For over nine years, WATCH has observed the outworking of the 2014 House of Bishops’ Declaration on the Ministry of Bishops and Priests (the Declaration), and highlighted concerns about its operation and the continuing discrimination and sexism that women experience in the Church.

We have repeatedly called for transparency from churches that limit women’s ministry – so that websites and communications are clear about their policies and practices – and nothing effectual has been done to resolve this either by the churches themselves or by bishops in requesting this.  It is commonplace for people to attend churches that limit women’s ministry for many years and know nothing about this and then, when they find out, to feel deceived and lose trust in both local clergy and the wider Church.
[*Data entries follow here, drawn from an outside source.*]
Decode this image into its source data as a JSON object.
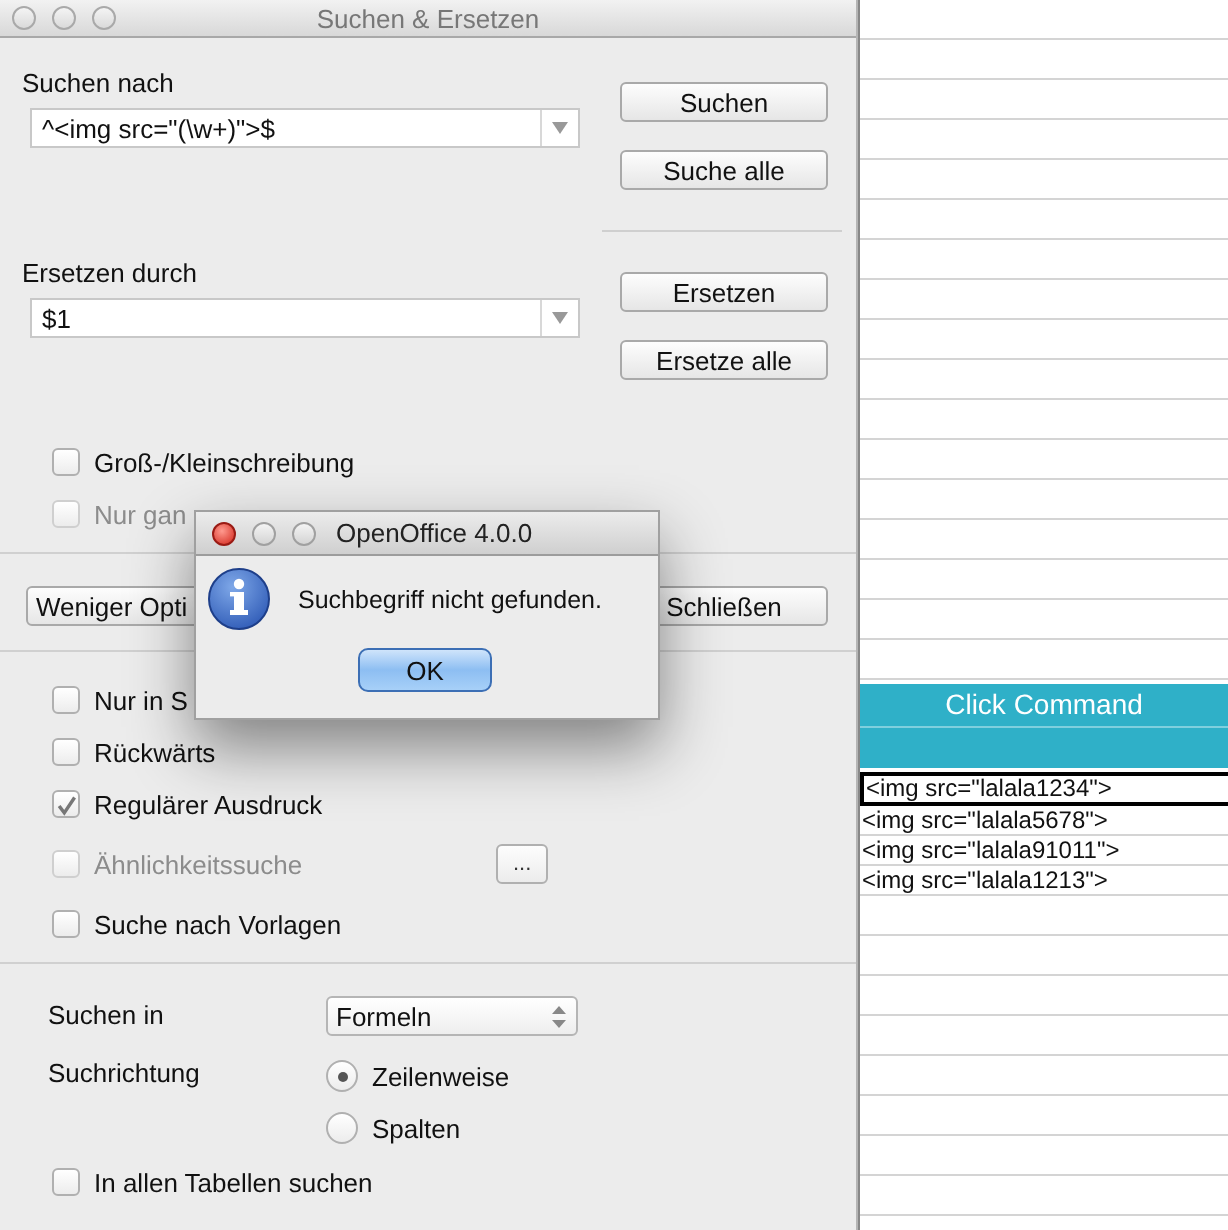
{
  "window": {
    "title": "Suchen & Ersetzen"
  },
  "search": {
    "label": "Suchen nach",
    "value": "^<img src=\"(\\w+)\">$"
  },
  "search_buttons": [
    "Suchen",
    "Suche alle"
  ],
  "replace": {
    "label": "Ersetzen durch",
    "value": "$1"
  },
  "replace_buttons": [
    "Ersetzen",
    "Ersetze alle"
  ],
  "options_top": [
    {
      "label": "Groß-/Kleinschreibung",
      "checked": false,
      "disabled": false
    },
    {
      "label": "Nur gan",
      "checked": false,
      "disabled": true
    }
  ],
  "less_options_button": "Weniger Opti",
  "close_button": "Schließen",
  "options": [
    {
      "label": "Nur in S",
      "checked": false,
      "disabled": false
    },
    {
      "label": "Rückwärts",
      "checked": false,
      "disabled": false
    },
    {
      "label": "Regulärer Ausdruck",
      "checked": true,
      "disabled": false
    },
    {
      "label": "Ähnlichkeitssuche",
      "checked": false,
      "disabled": true,
      "button": "..."
    },
    {
      "label": "Suche nach Vorlagen",
      "checked": false,
      "disabled": false
    }
  ],
  "search_in": {
    "label": "Suchen in",
    "value": "Formeln"
  },
  "direction": {
    "label": "Suchrichtung",
    "options": [
      {
        "label": "Zeilenweise",
        "selected": true
      },
      {
        "label": "Spalten",
        "selected": false
      }
    ]
  },
  "all_sheets": {
    "label": "In allen Tabellen suchen",
    "checked": false
  },
  "alert": {
    "title": "OpenOffice 4.0.0",
    "message": "Suchbegriff nicht gefunden.",
    "button": "OK"
  },
  "sheet": {
    "header": "Click Command",
    "rows": [
      {
        "text": "<img src=\"lalala1234\">",
        "selected": true
      },
      {
        "text": "<img src=\"lalala5678\">",
        "selected": false
      },
      {
        "text": "<img src=\"lalala91011\">",
        "selected": false
      },
      {
        "text": "<img src=\"lalala1213\">",
        "selected": false
      }
    ]
  }
}
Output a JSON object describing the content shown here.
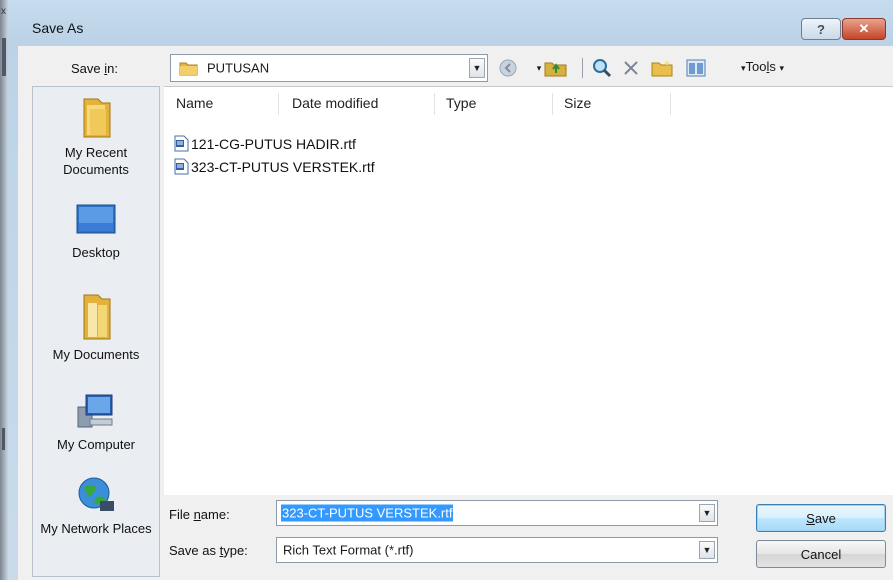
{
  "window": {
    "title": "Save As",
    "help_label": "?",
    "close_label": "✕",
    "edge_mark": "x"
  },
  "toolbar": {
    "save_in_label": "Save in:",
    "save_in_accel": "i",
    "location": "PUTUSAN",
    "tools_label": "Tools",
    "tools_accel": "l",
    "icons": [
      "back-icon",
      "up-folder-icon",
      "search-web-icon",
      "delete-icon",
      "new-folder-icon",
      "views-icon",
      "tools-menu-icon"
    ]
  },
  "places": [
    {
      "label": "My Recent Documents",
      "icon": "recent-documents-icon"
    },
    {
      "label": "Desktop",
      "icon": "desktop-icon"
    },
    {
      "label": "My Documents",
      "icon": "my-documents-icon"
    },
    {
      "label": "My Computer",
      "icon": "my-computer-icon"
    },
    {
      "label": "My Network Places",
      "icon": "network-places-icon"
    }
  ],
  "file_list": {
    "columns": [
      "Name",
      "Date modified",
      "Type",
      "Size"
    ],
    "files": [
      {
        "name": "121-CG-PUTUS HADIR.rtf",
        "icon": "rtf-document-icon"
      },
      {
        "name": "323-CT-PUTUS VERSTEK.rtf",
        "icon": "rtf-document-icon"
      }
    ]
  },
  "form": {
    "file_name_label": "File name:",
    "file_name_accel": "n",
    "file_name_value": "323-CT-PUTUS VERSTEK.rtf",
    "save_as_type_label": "Save as type:",
    "save_as_type_accel": "t",
    "save_as_type_value": "Rich Text Format (*.rtf)"
  },
  "buttons": {
    "save_label": "Save",
    "save_accel": "S",
    "cancel_label": "Cancel"
  },
  "colors": {
    "selection": "#3399ff",
    "title_gradient": "#c6dcee",
    "close_button": "#c5452a"
  }
}
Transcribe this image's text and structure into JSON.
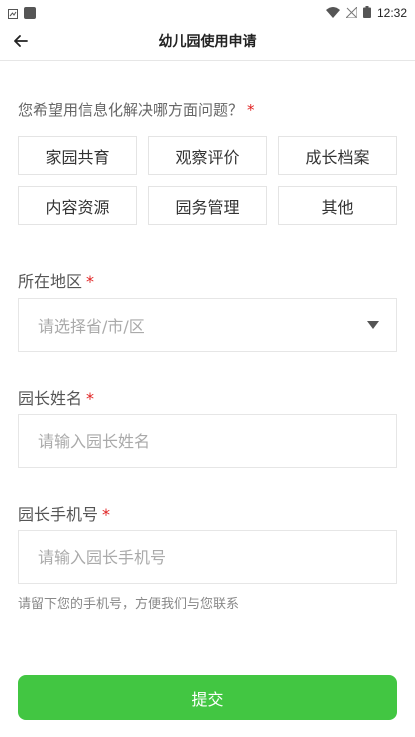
{
  "status_bar": {
    "time": "12:32"
  },
  "nav": {
    "title": "幼儿园使用申请"
  },
  "question": {
    "label": "您希望用信息化解决哪方面问题？",
    "required_mark": "*"
  },
  "options": [
    {
      "label": "家园共育"
    },
    {
      "label": "观察评价"
    },
    {
      "label": "成长档案"
    },
    {
      "label": "内容资源"
    },
    {
      "label": "园务管理"
    },
    {
      "label": "其他"
    }
  ],
  "region": {
    "label": "所在地区",
    "required_mark": "*",
    "placeholder": "请选择省/市/区"
  },
  "principal_name": {
    "label": "园长姓名",
    "required_mark": "*",
    "placeholder": "请输入园长姓名"
  },
  "principal_phone": {
    "label": "园长手机号",
    "required_mark": "*",
    "placeholder": "请输入园长手机号",
    "hint": "请留下您的手机号，方便我们与您联系"
  },
  "submit": {
    "label": "提交"
  },
  "colors": {
    "accent_green": "#42c642",
    "required_red": "#e02020"
  }
}
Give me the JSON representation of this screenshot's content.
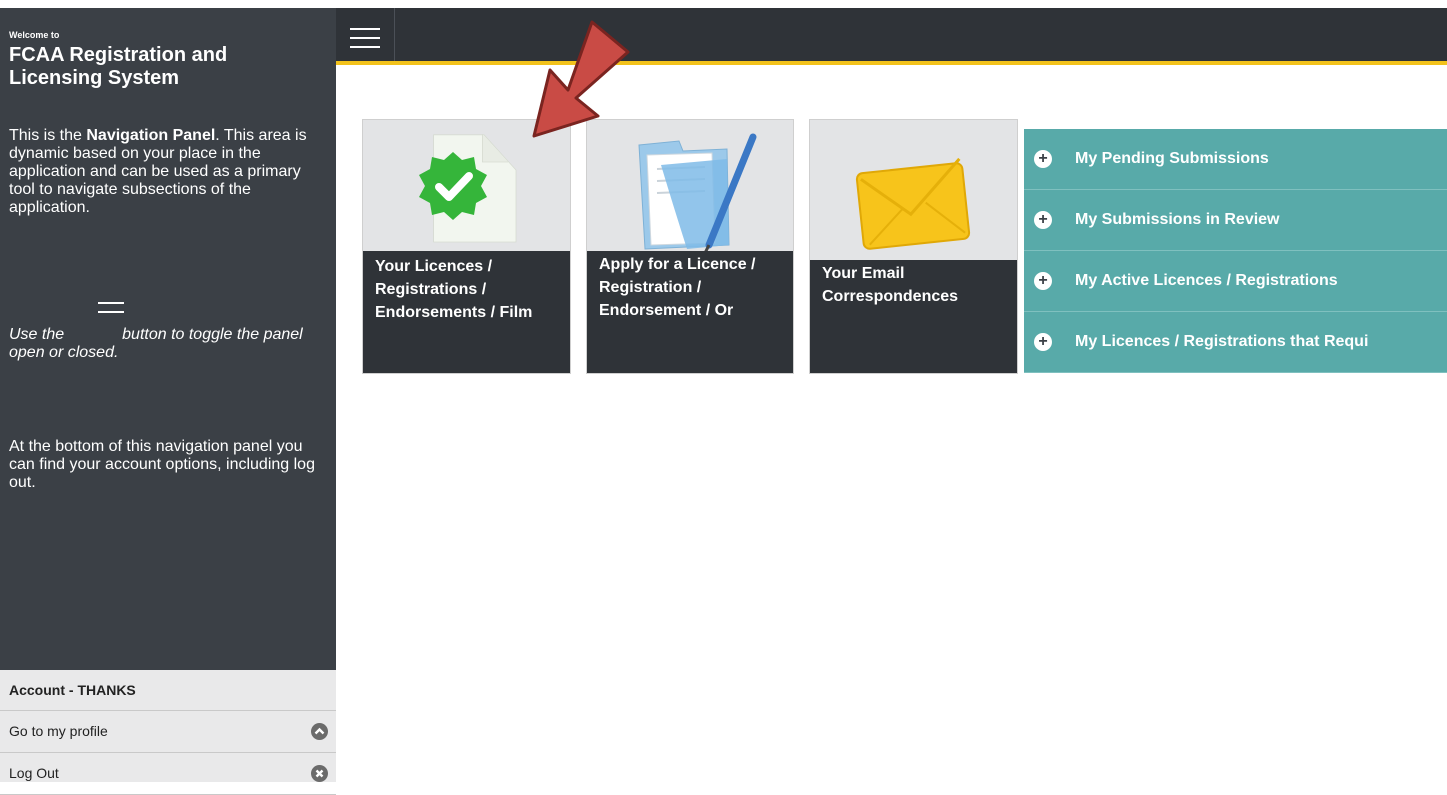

We have been surprised and disappointed by the lack of compliance with the terms of the Declaration and other areas of discrimination and sexism that seem to be legitimised by the arrangements.  Here are some examples:

  • Although PCCs are required under the Declaration to reflect the theological convictions of the parish regarding women’s ministry, we have seen PCCs pass Resolutions with minimal consultation and where the majority view – in favour of women’s full ministry – has sometimes been overridden. Increasingly, we are hearing about parishes where PCCs are being asked to pass Resolutions limiting women’s ministry for reasons other than a theological conviction on whether women should be priests or church leaders – but for ‘unity’ or to safeguard the church from its style of worship being changed.
  • We have asked bishops to encourage parishes that have Resolutions to review these regularly, but this is generally not happening.
  • We have brought to the attention of bishops ‘Guidance’ about passing Resolutions that has been published by third parties, and commended for use by churches, which is misapplying the Declaration – but the Church has not commented on or corrected this ‘Guidance.’
  • We have come across churches who do not have Resolutions, and do not want to limit women’s ministry in any way, being pressured by some patrons and bishops to accept clergy who limit women’s roles.
  • We have noted an ongoing gender imbalance in clergy appointments, which is pronounced in dioceses where the bishops historically and currently do not fully affirm women’s priestly ministry. We have noted that female priests are more likely to find posts in rural areas and non-stipendiary posts and find it much harder to be appointed in larger urban parishes.
  • We have observed the process for appointing new diocesan bishops and seen how it is skewed to the advantage of men over women. As a result, only two in the last eleven appointments have been women.
  • We continue to hear from women whose vocations have been slow-tracked or stymied because of a lack of the requirement to cross-refer the priestly vocations of women in Resolution parishes to clergy in other churches, who will support their discernment.
  • We have submitted a referral of concern to the Independent Reviewer of the 2014 House of Bishops’ Declaration on the Ministry of Bishops and Priests, regarding the appointment this year of the most recent Bishop of Blackburn, who is the first Diocesan Bishop to be appointed since 2014 who does not ordain women. The appointment was made without the implementation of important recommendations by the Independent Reviewer in 2017.  Nor was appropriate national or local consultation made on the appointment.
  • We have noted the ongoing over-representation of bishops who do not fully affirm women’s ministry (about 9%), in relation to the number of parishes seeking such oversight (about 4%.)
  • We have raised questions and concerns in General Synod that have been deflected and ignored.
  • Not only is the Declaration being misapplied, but its terms are being ignored in some quarters: we are now hearing about the practice of ‘soft complementarianism’ – the practice of quietly limiting women’s ministries in churches that are sympathetic to the theology of male headship but have not passed Resolutions. And sadly there are many cases of women, both ordained and lay, being bullied and belittled by those who do not fully respect their ministries.
  • Perhaps, most disconcerting of all, we have seen how many women fear speaking out about the discrimination and sexism they are facing and women being silenced, sometimes with the use of Non Disclosure Agreements.


In the light of all this, the Committee of WATCH believes that it is time to find a generous way to bring the Declaration and its arrangements to an end.  This position is shared, as evidenced in a recent survey conducted by The Times, by around two thirds of currently serving clergy.

The 5GPs and the Declaration have been significantly abused and misapplied.  Their existence also means that not all clergy are in communion or under the same episcopal structure.  Bringing the arrangements to an end will bring both equality for women and re-unification of our Church.